Lalu aku teringat apa yang dikatakan Bang Fikri kemarin, “ingat aturan tiga hari ya Niki. Hari ini, kamu ceritakan sama Allah, apa yang mengganggu pikiran kamu, minta ketenangan, minta pertolongan. Hari kedua, kamu pergi tidur dan kamu bangun lagi, mungkin apa yang mengganggu itu akan sedikit berkurang di hari ini. Nanti sebelum tidur, kamu berkeluh-kesah lagi kepada Tuhan. Dan di hari ketiga, saat kamu bangun, pasti yang kamu keluhkan sebelumnya akan jauh lebih berkurang lagi. Aku tidak bisa pastikan masalah kamu hilang, tapi kamu perlahan akan bisa mulai menerima atau bahkan melupakan. Kamu harus bisa bertahan selama tiga hari ini untuk tidak membiarkan energi negatif menguasai kamu.
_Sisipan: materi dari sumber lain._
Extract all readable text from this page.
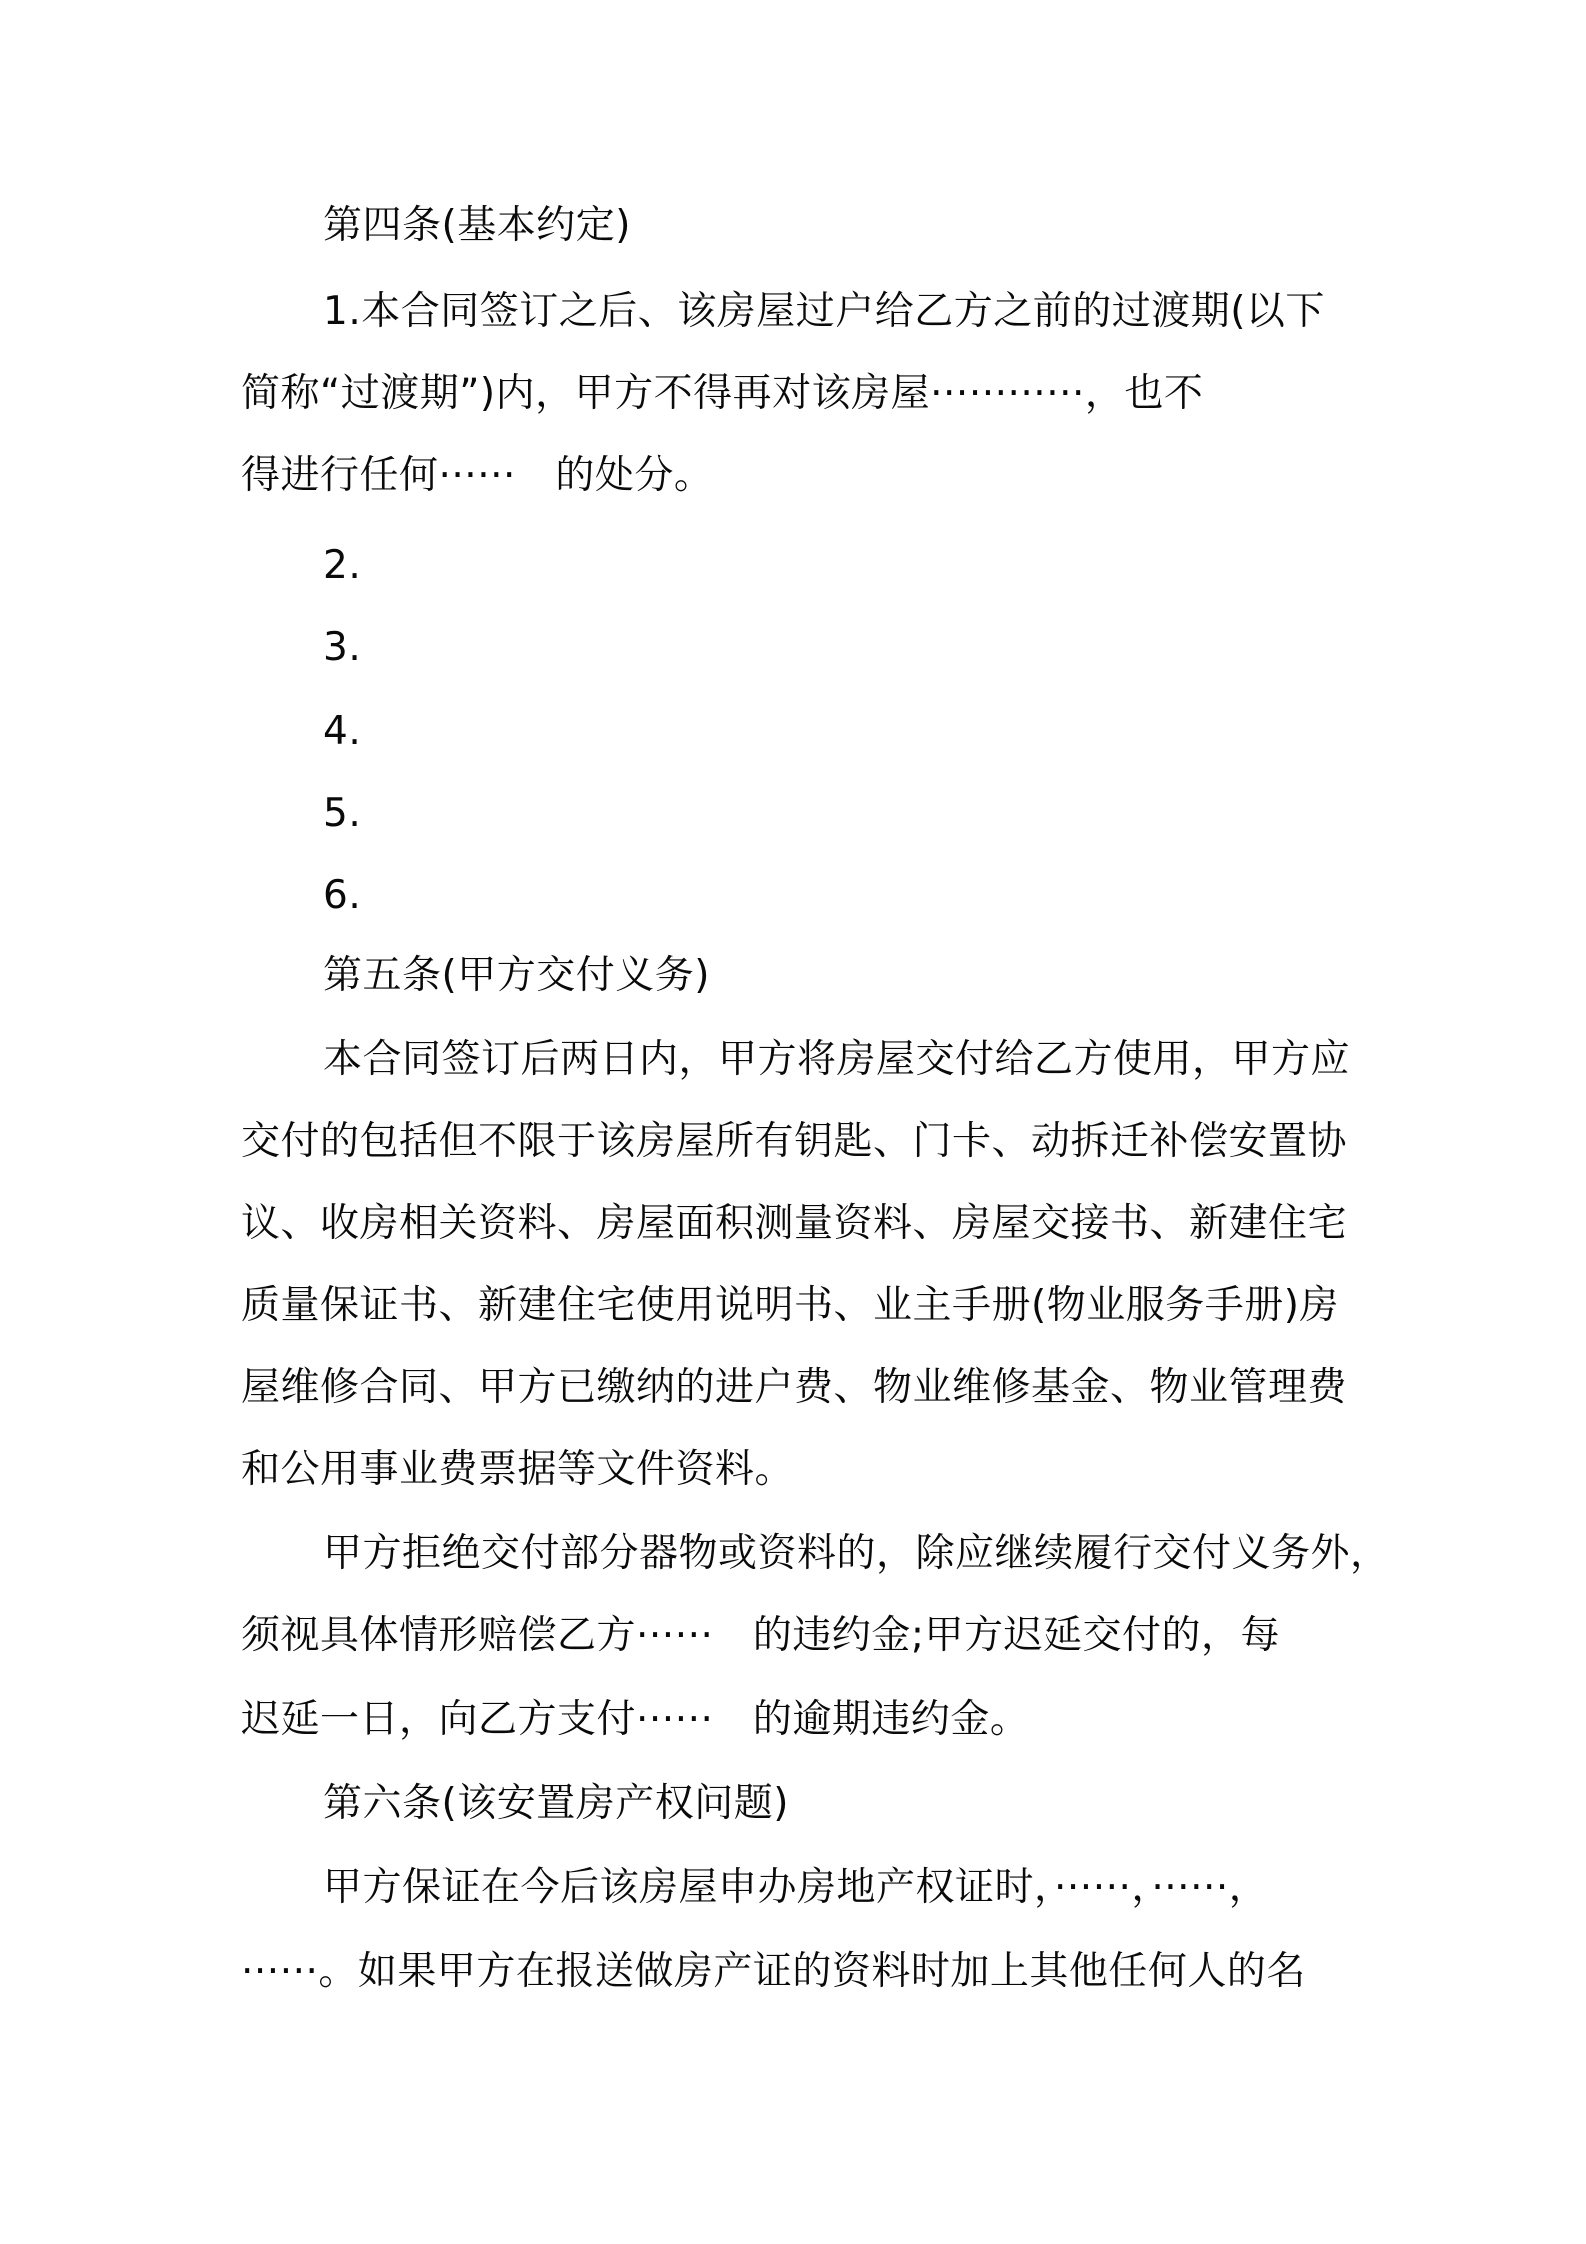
第四条(基本约定)
1.本合同签订之后、该房屋过户给乙方之前的过渡期(以下
简称“过渡期”)内，甲方不得再对该房屋············，也不
得进行任何······　的处分。
2.
3.
4.
5.
6.
第五条(甲方交付义务)
本合同签订后两日内，甲方将房屋交付给乙方使用，甲方应
交付的包括但不限于该房屋所有钥匙、门卡、动拆迁补偿安置协
议、收房相关资料、房屋面积测量资料、房屋交接书、新建住宅
质量保证书、新建住宅使用说明书、业主手册(物业服务手册)房
屋维修合同、甲方已缴纳的进户费、物业维修基金、物业管理费
和公用事业费票据等文件资料。
甲方拒绝交付部分器物或资料的，除应继续履行交付义务外，
须视具体情形赔偿乙方······　的违约金;甲方迟延交付的，每
迟延一日，向乙方支付······　的逾期违约金。
第六条(该安置房产权问题)
甲方保证在今后该房屋申办房地产权证时，······，······，
······。如果甲方在报送做房产证的资料时加上其他任何人的名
Setelah tiga hari, betapa pun buruknya situasi yang kamu rasakan, yakin saja semuanya akan baik-baik saja. Dan pasti akan baik-baik saja.“

“Yoshh! Aku akan mencoba aturan tiga hari Bang Fikri. Aku pasti bisa!”


Dari Bang Fikri:

Pagi, Niki... Hari ini ke pengadilan?


Aku tersenyum. Melihat chat dari Bang Fikri membuatku lupa tentang semuanya. Apakah laki-laki ini memang sengaja datang dikirimkan Allah untukku?

Teringat lagi skripsi yang terabaikan. Ah, aku harus segera memulai. Iya, aku pikir ini memang sudah saatnya aku kembali ke pengadilan. Aku harus fokus pada apa yang harus kukerjakan. Sudah cukup waktu untuk meratapi diri. Saatnya bergerak maju.

                                      ***

Setibanya di dalam ruangan Bu Maryam, Dila yang tengah duduk bekerja menghampiriku.

“Turut berduka ya Niki.” lalu ia memelukku.

“Makasih, Dila. Bu Maryam belum datang?”

“Oh, tadi udah datang. Tapi hari ini beliau kan ada jadwal di rumah sakit.”

“Oh… yayaya. Aku chat aja deh, soalnya belum ngasih tau hari ini mulai masuk.”


Kepada Bu Maryam:

Assalamu’alaikum Bu, hari ini aku masuk. Ada yang bisa aku kerjakan?

Dari Bu Maryam:

Wa’alaikum salam. Alhamdulillah Niki, are you okay?